В последнее время всё чаще его собственные мысли возвращались к бывшей жене Светлане. Как сложилась у неё жизнь? Как их сын? Иванов ничего о них не знал. Ведь не будь тогда его измены, наверное, Светлана сейчас, как и жена лейтенанта, сидела бы у постели своего мужа. И была бы у них семья. Как далеко тот уютный тёплый мирок со светящимся на кухне окном, которое Иванов видел всегда при заходе на посадку на ночной аэродром. Это окно далёким маяком осталось в море прошлой жизни, где шторма превратили в обломки лодку счастья Иванова. И теперь пережитое даже кажется нереальным. А ведь у него растёт сын. Сколько ему сейчас? Годик и четыре месяца? К сыну Иванов так и не успел привязаться, но любил его всегда. Он помнил маленький тёплый комочек в своих руках и переполнявшее огромное чувство радости, что это его сын! Сейчас сынок подрос. Наверное, Иванов не узнал бы его среди других детей. Сколько он не видел сына? Почти год.
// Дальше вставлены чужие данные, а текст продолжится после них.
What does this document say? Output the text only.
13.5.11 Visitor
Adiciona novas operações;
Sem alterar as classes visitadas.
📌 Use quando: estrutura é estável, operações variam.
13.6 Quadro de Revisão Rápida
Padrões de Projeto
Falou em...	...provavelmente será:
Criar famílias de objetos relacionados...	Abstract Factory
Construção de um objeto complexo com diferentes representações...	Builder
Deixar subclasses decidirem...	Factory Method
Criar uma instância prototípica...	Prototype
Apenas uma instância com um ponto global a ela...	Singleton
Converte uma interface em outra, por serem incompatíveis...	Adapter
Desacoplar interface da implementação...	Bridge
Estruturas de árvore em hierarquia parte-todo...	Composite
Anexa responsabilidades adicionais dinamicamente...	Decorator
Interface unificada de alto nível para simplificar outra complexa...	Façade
Иванов закрыл глаза и попытался представить свою бывшую жену. Но вместо нее он снова видел Наташу. Но Наташа погибла. Её нет. Нет и всё! Иванов поднялся и подошёл к открытому окну. Вечер за окном манил лёгким запахом травы и цветов. Затянувшиеся сумерки мягко переливались в ночь, на территории госпиталя начинали вспыхивать холодным белым светом электрические фонари. Иванов решил перед сном пройтись. Он вышел из здания, сел на лавку и стал смотреть на ещё не яркие звёзды до тех пор, пока у него не закружилась голова. Из-за кирпичного госпитального забора доносился затихающий шум уставшего за день города. И с ощущением тёплого летнего вечера Иванов вдруг почувствовал острое желание жить. Жить полнокровной, наполненной радостью и заботами жизнью. Он поднялся и побрёл по асфальтовой дорожке, бегущей вдоль забора. Навстречу ему шла молодая женщина в белом халате. Издалека она напомнила Иванову Наташу. Он впервые видел эту женщину, но, поравнявшись с ней, улыбнулся и поздоровался:

— Добрый вечер!

Бросив на него удивлённый взгляд, незнакомка улыбнулась и, лишь на мгновение замедлив шаг, ответила:

— Добрый вечер.

И, не оборачиваясь, пошла дальше. А у Иванова на душе стало хорошо и радостно.

«Спокойного Вам дежурства!» — пожелал ей мысленно Иванов.

Возвращаясь с прогулки, он уже принял решение, что завтра вечером, когда уйдут врачи, идти к Светлане и сыну.

Иванов, одетый по «гражданке» пришёл во двор дома, где жили его бывшая жена и сын, когда уже стемнело, и в окнах стал зажигаться свет. Знакомое окно на кухне тоже светилось, подсказывая Иванову, что в квартире кто-то есть. Как ни пытался Иванов хоть что-нибудь рассмотреть через неплотно закрытые шторы, но напрасно. Четвёртый этаж девятиэтажного дома не просматривался со двора. Испытывая сильное волнение, Иванов, отказавшись от лифта, поднялся по знакомой лестнице на четвёртый этаж. Тут ничего не изменилось за несколько лет. Он долго стоял у знакомой двери, не решаясь нажать кнопку звонка, чутко ловя каждый звук, доносящийся из квартиры. Ему показалось, что несколько раз он слышал детский голос. У Иванова стучало сердце, тряслись и потели руки, и он всё не мог сконцентрироваться на том, что скажет, если дверь откроет Светлана. Наконец, собравшись с силами, Иванов решился нажать на кнопку звонка. Тот отозвался почти забытой трелью. За дверью послышались лёгкие шаги, щёлкнул замок, и на пороге в домашнем трико появилась Света. Иванов узнал и не узнал её. Она немного поправилась, но эта полнота делала её женственнее, Светлана высветлила волосы, и новая причёска шла ей. Но глаза. Выражение её глаз тоже изменилось. Раньше она не так смотрела на Иванова.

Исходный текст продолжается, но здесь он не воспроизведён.